2. Una piccola processione per l’intronizzazione della Parola, durante il canto del Gloria. L’evangeliario o il lezionario possono essere portati da un diacono, un lettore, dove siano presenti, o da un catechista. Siano accompagnati da una coppia di sposi e da un giovane della comunità. Il libro della Parola verrà collocato sull’altare; poi posto sull’ambone e incensato per la proclamazione del Vangelo.

3. Alla fine della proclamazione del Vangelo, il celebrante benedica l’assemblea, con l’evangeliario o lezionario.

4. Dopo l’omelia, il celebrante o altro ministro presente può portare l’evangeliario o lezionario aperto davanti all’altare e consentire che l’assemblea, o una parte di essa (i bambini-ragazzi del catechismo per esempio) si avvicini ordinatamente e compia un piccolo gesto di devozione al Testo Sacro (una mano a toccare la pagina e un inchino semplice).

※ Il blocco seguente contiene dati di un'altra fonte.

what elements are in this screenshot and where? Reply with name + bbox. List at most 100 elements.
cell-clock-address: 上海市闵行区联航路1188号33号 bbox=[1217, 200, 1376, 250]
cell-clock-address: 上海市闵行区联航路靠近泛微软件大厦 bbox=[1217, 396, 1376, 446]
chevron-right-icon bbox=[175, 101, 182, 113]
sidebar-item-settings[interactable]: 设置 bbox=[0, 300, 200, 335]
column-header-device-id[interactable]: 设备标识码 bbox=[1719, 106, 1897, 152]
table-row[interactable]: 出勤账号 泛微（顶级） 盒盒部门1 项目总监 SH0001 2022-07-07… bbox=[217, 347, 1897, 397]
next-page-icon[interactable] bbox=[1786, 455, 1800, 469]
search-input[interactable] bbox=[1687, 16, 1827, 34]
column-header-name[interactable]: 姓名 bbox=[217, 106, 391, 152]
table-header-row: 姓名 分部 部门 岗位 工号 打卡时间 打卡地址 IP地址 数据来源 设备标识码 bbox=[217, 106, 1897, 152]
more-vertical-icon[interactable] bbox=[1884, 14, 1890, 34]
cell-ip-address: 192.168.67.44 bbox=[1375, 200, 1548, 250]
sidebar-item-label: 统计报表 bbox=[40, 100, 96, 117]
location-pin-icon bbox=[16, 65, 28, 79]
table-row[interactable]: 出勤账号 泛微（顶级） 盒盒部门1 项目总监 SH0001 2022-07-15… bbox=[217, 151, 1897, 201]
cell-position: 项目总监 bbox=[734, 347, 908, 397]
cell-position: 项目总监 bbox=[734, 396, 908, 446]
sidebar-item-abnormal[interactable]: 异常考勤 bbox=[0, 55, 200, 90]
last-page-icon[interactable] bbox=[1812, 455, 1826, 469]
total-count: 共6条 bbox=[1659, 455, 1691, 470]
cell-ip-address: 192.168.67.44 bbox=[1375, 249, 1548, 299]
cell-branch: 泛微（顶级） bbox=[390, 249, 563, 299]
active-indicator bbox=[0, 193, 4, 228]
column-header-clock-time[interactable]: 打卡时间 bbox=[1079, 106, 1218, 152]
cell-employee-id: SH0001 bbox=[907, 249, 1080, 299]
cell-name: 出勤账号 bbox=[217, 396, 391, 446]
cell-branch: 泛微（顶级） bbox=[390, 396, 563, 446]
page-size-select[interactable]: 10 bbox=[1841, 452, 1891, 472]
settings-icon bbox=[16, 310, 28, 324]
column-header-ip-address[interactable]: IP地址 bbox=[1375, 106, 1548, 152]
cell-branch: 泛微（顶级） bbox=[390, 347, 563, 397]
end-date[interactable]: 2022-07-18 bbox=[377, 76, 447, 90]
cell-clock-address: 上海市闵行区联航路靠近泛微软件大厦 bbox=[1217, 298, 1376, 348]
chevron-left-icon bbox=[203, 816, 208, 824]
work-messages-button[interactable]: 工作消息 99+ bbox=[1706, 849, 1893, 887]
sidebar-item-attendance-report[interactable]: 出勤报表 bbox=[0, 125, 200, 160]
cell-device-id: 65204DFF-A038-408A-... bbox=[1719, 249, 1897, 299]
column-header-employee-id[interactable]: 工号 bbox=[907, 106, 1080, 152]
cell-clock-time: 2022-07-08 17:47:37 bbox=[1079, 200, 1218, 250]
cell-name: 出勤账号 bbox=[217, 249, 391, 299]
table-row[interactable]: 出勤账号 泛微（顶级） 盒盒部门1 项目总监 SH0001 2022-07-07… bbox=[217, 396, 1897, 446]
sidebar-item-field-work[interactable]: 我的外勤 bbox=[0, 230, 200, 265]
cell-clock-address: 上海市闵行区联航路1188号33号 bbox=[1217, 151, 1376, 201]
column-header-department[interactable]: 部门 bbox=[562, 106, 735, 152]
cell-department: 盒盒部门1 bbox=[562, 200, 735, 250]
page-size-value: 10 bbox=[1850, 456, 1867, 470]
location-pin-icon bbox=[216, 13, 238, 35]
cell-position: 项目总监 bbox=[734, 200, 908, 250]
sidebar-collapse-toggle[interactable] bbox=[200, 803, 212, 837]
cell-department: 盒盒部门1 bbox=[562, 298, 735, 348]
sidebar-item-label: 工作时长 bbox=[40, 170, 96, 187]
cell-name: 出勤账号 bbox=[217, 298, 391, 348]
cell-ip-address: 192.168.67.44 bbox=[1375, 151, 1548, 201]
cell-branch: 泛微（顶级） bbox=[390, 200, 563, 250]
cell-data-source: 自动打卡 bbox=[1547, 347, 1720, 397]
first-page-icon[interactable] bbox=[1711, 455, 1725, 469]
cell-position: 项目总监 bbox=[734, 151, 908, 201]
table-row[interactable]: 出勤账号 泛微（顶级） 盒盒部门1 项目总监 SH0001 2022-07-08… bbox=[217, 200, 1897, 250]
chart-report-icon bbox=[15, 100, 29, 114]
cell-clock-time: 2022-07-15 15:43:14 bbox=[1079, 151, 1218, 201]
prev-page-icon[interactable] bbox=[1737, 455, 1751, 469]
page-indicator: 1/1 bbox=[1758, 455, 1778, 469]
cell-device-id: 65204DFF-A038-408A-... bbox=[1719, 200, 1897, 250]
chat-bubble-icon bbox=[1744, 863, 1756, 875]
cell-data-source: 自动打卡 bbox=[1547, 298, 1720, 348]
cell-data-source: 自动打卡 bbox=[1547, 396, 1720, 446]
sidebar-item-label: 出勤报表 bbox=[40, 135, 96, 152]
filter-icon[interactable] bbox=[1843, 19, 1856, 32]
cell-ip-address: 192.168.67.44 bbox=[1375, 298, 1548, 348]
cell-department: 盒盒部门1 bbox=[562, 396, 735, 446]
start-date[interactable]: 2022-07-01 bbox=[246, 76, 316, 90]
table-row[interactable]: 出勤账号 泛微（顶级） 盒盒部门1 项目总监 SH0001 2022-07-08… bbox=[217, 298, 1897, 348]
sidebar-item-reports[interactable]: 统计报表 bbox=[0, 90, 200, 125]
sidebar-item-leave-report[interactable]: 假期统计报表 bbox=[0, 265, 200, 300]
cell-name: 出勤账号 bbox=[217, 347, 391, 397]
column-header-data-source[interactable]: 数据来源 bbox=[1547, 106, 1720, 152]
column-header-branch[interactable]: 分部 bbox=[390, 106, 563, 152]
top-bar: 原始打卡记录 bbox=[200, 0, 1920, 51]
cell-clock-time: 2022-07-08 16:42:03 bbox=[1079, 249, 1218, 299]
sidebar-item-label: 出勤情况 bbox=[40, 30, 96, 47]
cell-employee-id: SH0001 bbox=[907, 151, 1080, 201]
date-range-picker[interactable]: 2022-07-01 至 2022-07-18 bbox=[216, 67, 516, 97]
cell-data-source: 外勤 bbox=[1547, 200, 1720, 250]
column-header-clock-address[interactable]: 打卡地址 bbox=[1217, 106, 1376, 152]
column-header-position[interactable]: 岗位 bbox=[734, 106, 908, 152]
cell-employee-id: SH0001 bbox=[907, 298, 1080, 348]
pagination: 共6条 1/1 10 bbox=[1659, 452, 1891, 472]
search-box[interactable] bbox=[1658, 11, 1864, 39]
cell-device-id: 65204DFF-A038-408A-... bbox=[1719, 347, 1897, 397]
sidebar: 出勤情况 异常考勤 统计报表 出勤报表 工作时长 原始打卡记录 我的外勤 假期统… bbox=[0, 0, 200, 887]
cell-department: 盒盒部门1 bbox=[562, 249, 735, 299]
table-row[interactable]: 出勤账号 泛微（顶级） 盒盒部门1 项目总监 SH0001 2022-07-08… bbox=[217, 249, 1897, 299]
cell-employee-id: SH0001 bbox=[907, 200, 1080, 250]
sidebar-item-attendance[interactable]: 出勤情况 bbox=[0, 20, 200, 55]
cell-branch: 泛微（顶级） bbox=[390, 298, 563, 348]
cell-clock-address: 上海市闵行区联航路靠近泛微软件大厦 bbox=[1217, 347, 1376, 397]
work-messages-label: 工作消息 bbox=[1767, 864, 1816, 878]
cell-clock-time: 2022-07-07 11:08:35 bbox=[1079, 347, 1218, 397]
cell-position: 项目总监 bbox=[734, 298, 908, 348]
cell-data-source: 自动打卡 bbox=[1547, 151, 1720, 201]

5. Intenzioni da aggiungere alla Preghiera dei fedeli:
“Per la Chiesa, perché i pastori e i fedeli si lascino trasformare dalla Parola che proclamano e diventino segno luminoso della misericordia di Dio che guarisce e perdona. Preghiamo.
Per le famiglie, perché ogni giorno traggano forza e grazia della condivisione della Parola di Dio che è alimento del cammino di fede, fonte della speranza, sorgente di carità. Preghiamo.
Per i giovani, perché nell’ascolto assiduo della Parola sappiano discernere la volontà di Dio sulla loro vita. Preghiamo”.

Segnaliamo infine la disponibilità presso le edizioni San Paolo del sussidio “La Domenica della Parola. Una festa con la Bibbia”.